I don't think the Democrats should panic yet. It is still very early, and right now is an awful time for them to be polling: They simply haven't accomplished any of the major policy goals that they set in the 2008 campaign. Their biggest danger is seeing the current numbers and saying, well, we better just lie low. But that's not how you win an election. If the Democrats lose next year, they'll only have themselves to blame. Why?
- They didn't pass health-care reform, an energy bill or financial regulatory reform. Passing one or all of these bills is necessary to winning next year. Democrats need to demonstrate that they can govern effectively and fulfill their electoral promises. Wimping out, or compromising bills down to nothing, will not only fail to appease angry voters, it will give them nothing to bring back to their base.
- They didn't do enough to improve the economy. Much of the disapproval rises and falls with unemployment. If the Dems end up losing seats because the economy isn't strong enough, they'll have to look back at their bad decisions on the stimulus -- not just the size of the package, but how it was constructed, whether it was cutting state funding, not providing enough infrastructure investment, or including the AMT fix in the bill. Don't get me wrong, the stimulus has been a success, but that doesn't answer the question of whether it was successful enough.
- They didn't run with the president. President Obama is much more popular than Congress these days, and it shows. Democrats' efforts to distance themselves from the president may be a traditional way to demonstrate independence, but the mid-term elections depend on getting the Democratic base, particularly young people and minorities, excited. While some House districts where McCain beat the president might demand more cautious tactics, even there the benefits of Obama probably outweigh the costs. (And don't forget all those Republican seats where Obama beat McCain).
- Corruption dragged them down. The Democrats in Congress aren't as corrupt as the Republicans of the Delay years, when a network of lobbyist-instigated boondoggles spread throughout the GOP leadership. But there are enough individually corrupt Democrats that Republicans could build a narrative of problems during campaign season. In particular, Charlie Rangel and John Murtha are embarrassments to the Democrats. Democratic leadership should actively reprimand these members and reduce their power over committees, and soon.

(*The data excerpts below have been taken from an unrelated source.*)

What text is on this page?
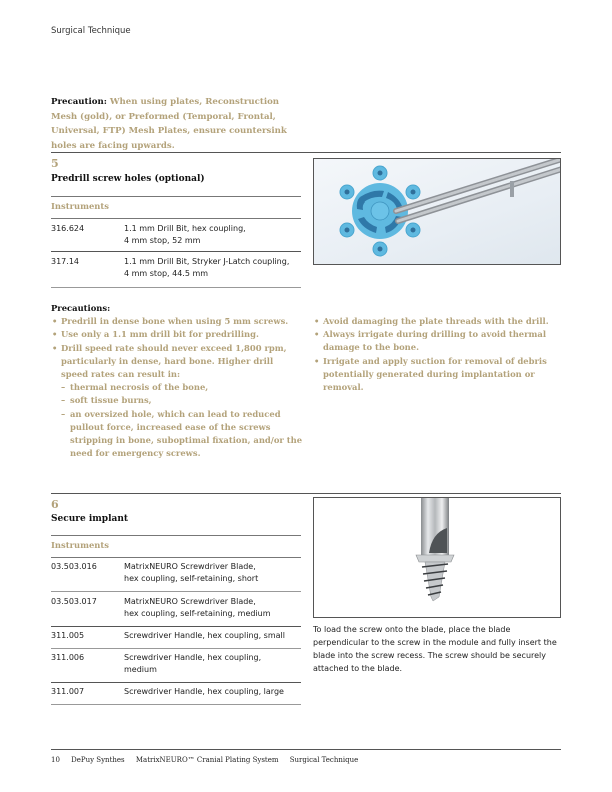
Surgical Technique
Precaution: When using plates, Reconstruction Mesh (gold), or Preformed (Temporal, Frontal, Universal, FTP) Mesh Plates, ensure countersink holes are facing upwards.
5
Predrill screw holes (optional)
Instruments
316.624	1.1 mm Drill Bit, hex coupling,
4 mm stop, 52 mm
317.14	1.1 mm Drill Bit, Stryker J-Latch coupling,
4 mm stop, 44.5 mm
Precautions:
• Predrill in dense bone when using 5 mm screws.
• Use only a 1.1 mm drill bit for predrilling.
• Drill speed rate should never exceed 1,800 rpm, particularly in dense, hard bone. Higher drill speed rates can result in:
– thermal necrosis of the bone,
– soft tissue burns,
– an oversized hole, which can lead to reduced pullout force, increased ease of the screws stripping in bone, suboptimal fixation, and/or the need for emergency screws.
• Avoid damaging the plate threads with the drill.
• Always irrigate during drilling to avoid thermal damage to the bone.
• Irrigate and apply suction for removal of debris potentially generated during implantation or removal.
6
Secure implant
Instruments
03.503.016	MatrixNEURO Screwdriver Blade,
hex coupling, self-retaining, short
03.503.017	MatrixNEURO Screwdriver Blade,
hex coupling, self-retaining, medium
311.005	Screwdriver Handle, hex coupling, small
311.006	Screwdriver Handle, hex coupling,
medium
311.007	Screwdriver Handle, hex coupling, large
To load the screw onto the blade, place the blade perpendicular to the screw in the module and fully insert the blade into the screw recess. The screw should be securely attached to the blade.
10 DePuy Synthes MatrixNEURO™ Cranial Plating System Surgical Technique
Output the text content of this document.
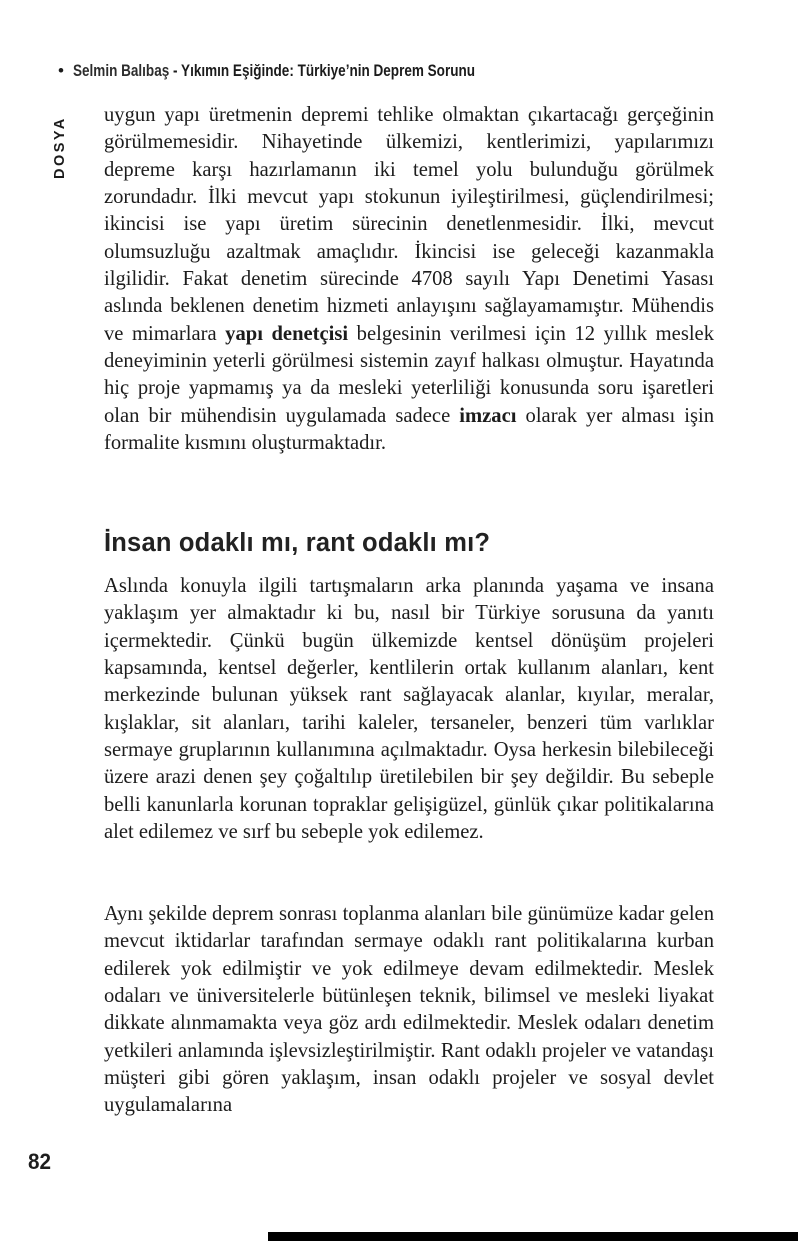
• Selmin Balıbaş - Yıkımın Eşiğinde: Türkiye’nin Deprem Sorunu
DOSYA

uygun yapı üretmenin depremi tehlike olmaktan çıkartacağı gerçeğinin görülmemesidir. Nihayetinde ülkemizi, kentlerimizi, yapılarımızı depreme karşı hazırlamanın iki temel yolu bulunduğu görülmek zorundadır. İlki mevcut yapı stokunun iyileştirilmesi, güçlendirilmesi; ikincisi ise yapı üretim sürecinin denetlenmesidir. İlki, mevcut olumsuzluğu azaltmak amaçlıdır. İkincisi ise geleceği kazanmakla ilgilidir. Fakat denetim sürecinde 4708 sayılı Yapı Denetimi Yasası aslında beklenen denetim hizmeti anlayışını sağlayamamıştır. Mühendis ve mimarlara yapı denetçisi belgesinin verilmesi için 12 yıllık meslek deneyiminin yeterli görülmesi sistemin zayıf halkası olmuştur. Hayatında hiç proje yapmamış ya da mesleki yeterliliği konusunda soru işaretleri olan bir mühendisin uygulamada sadece imzacı olarak yer alması işin formalite kısmını oluşturmaktadır.

İnsan odaklı mı, rant odaklı mı?

Aslında konuyla ilgili tartışmaların arka planında yaşama ve insana yaklaşım yer almaktadır ki bu, nasıl bir Türkiye sorusuna da yanıtı içermektedir. Çünkü bugün ülkemizde kentsel dönüşüm projeleri kapsamında, kentsel değerler, kentlilerin ortak kullanım alanları, kent merkezinde bulunan yüksek rant sağlayacak alanlar, kıyılar, meralar, kışlaklar, sit alanları, tarihi kaleler, tersaneler, benzeri tüm varlıklar sermaye gruplarının kullanımına açılmaktadır. Oysa herkesin bilebileceği üzere arazi denen şey çoğaltılıp üretilebilen bir şey değildir. Bu sebeple belli kanunlarla korunan topraklar gelişigüzel, günlük çıkar politikalarına alet edilemez ve sırf bu sebeple yok edilemez.

Aynı şekilde deprem sonrası toplanma alanları bile günümüze kadar gelen mevcut iktidarlar tarafından sermaye odaklı rant politikalarına kurban edilerek yok edilmiştir ve yok edilmeye devam edilmektedir. Meslek odaları ve üniversitelerle bütünleşen teknik, bilimsel ve mesleki liyakat dikkate alınmamakta veya göz ardı edilmektedir. Meslek odaları denetim yetkileri anlamında işlevsizleştirilmiştir. Rant odaklı projeler ve vatandaşı müşteri gibi gören yaklaşım, insan odaklı projeler ve sosyal devlet uygulamalarına

82
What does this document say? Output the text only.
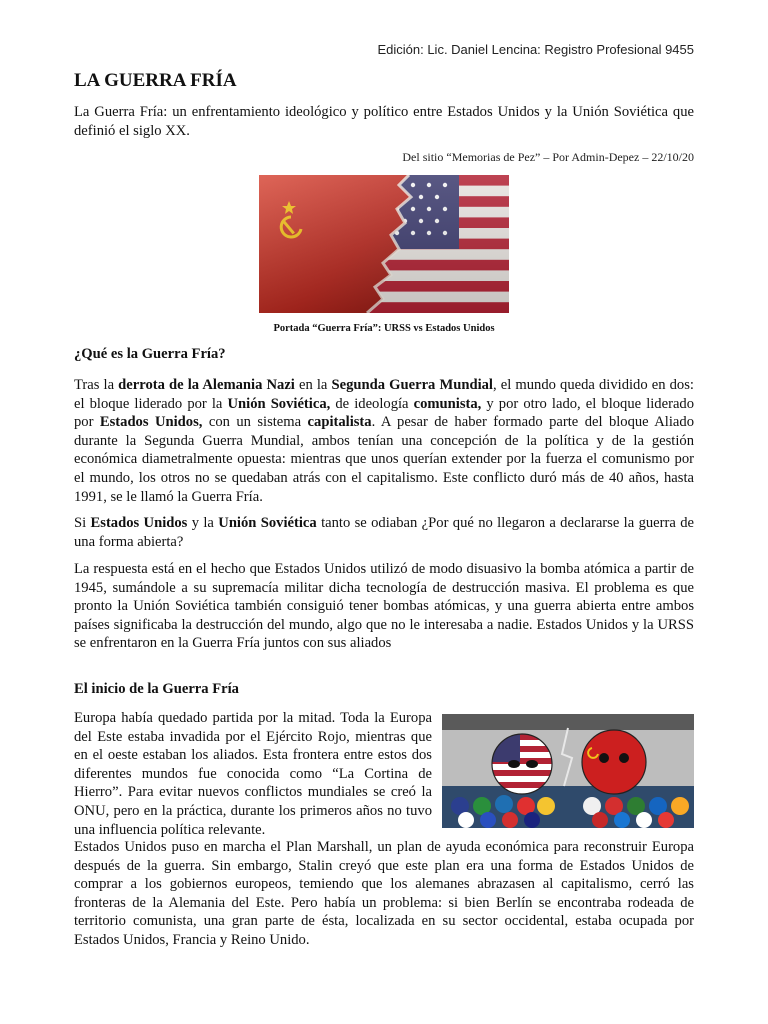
Edición: Lic. Daniel Lencina: Registro Profesional 9455
LA GUERRA FRÍA

La Guerra Fría: un enfrentamiento ideológico y político entre Estados Unidos y la Unión Soviética que definió el siglo XX.

Del sitio “Memorias de Pez” – Por Admin-Depez – 22/10/20
Portada “Guerra Fría”: URSS vs Estados Unidos
¿Qué es la Guerra Fría?

Tras la derrota de la Alemania Nazi en la Segunda Guerra Mundial, el mundo queda dividido en dos: el bloque liderado por la Unión Soviética, de ideología comunista, y por otro lado, el bloque liderado por Estados Unidos, con un sistema capitalista. A pesar de haber formado parte del bloque Aliado durante la Segunda Guerra Mundial, ambos tenían una concepción de la política y de la gestión económica diametralmente opuesta: mientras que unos querían extender por la fuerza el comunismo por el mundo, los otros no se quedaban atrás con el capitalismo. Este conflicto duró más de 40 años, hasta 1991, se le llamó la Guerra Fría.

Si Estados Unidos y la Unión Soviética tanto se odiaban ¿Por qué no llegaron a declararse la guerra de una forma abierta?

La respuesta está en el hecho que Estados Unidos utilizó de modo disuasivo la bomba atómica a partir de 1945, sumándole a su supremacía militar dicha tecnología de destrucción masiva. El problema es que pronto la Unión Soviética también consiguió tener bombas atómicas, y una guerra abierta entre ambos países significaba la destrucción del mundo, algo que no le interesaba a nadie. Estados Unidos y la URSS se enfrentaron en la Guerra Fría juntos con sus aliados

El inicio de la Guerra Fría

Europa había quedado partida por la mitad. Toda la Europa del Este estaba invadida por el Ejército Rojo, mientras que en el oeste estaban los aliados. Esta frontera entre estos dos diferentes mundos fue conocida como “La Cortina de Hierro”. Para evitar nuevos conflictos mundiales se creó la ONU, pero en la práctica, durante los primeros años no tuvo una influencia política relevante.

Estados Unidos puso en marcha el Plan Marshall, un plan de ayuda económica para reconstruir Europa después de la guerra. Sin embargo, Stalin creyó que este plan era una forma de Estados Unidos de comprar a los gobiernos europeos, temiendo que los alemanes abrazasen al capitalismo, cerró las fronteras de la Alemania del Este. Pero había un problema: si bien Berlín se encontraba rodeada de territorio comunista, una gran parte de ésta, localizada en su sector occidental, estaba ocupada por Estados Unidos, Francia y Reino Unido.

Making a prediction right now, I'd say the Democrats face a net loss of 10 to 20 House seats, and a net gain of two or three Senate seats, where the map is very favorable to them; it's also my impression that the Democrats continue to have a stronger congressional campaign apparatus than the Republicans. Take all that with a whole shaker of salt, since it is so early. It all that depends on what congressional Democrats choose to do about their problems: Whether they take their majority for granted or decide to use it to pass legislation and make a case for staying in power.
-- Tim Fernholz
*Keep in mind, this story was pretty clearly planted by Democrats looking to invigorate their fundraising base; they're still on par with Republicans and most of the comparisons in the piece come with past Dem years, not with Republican success now.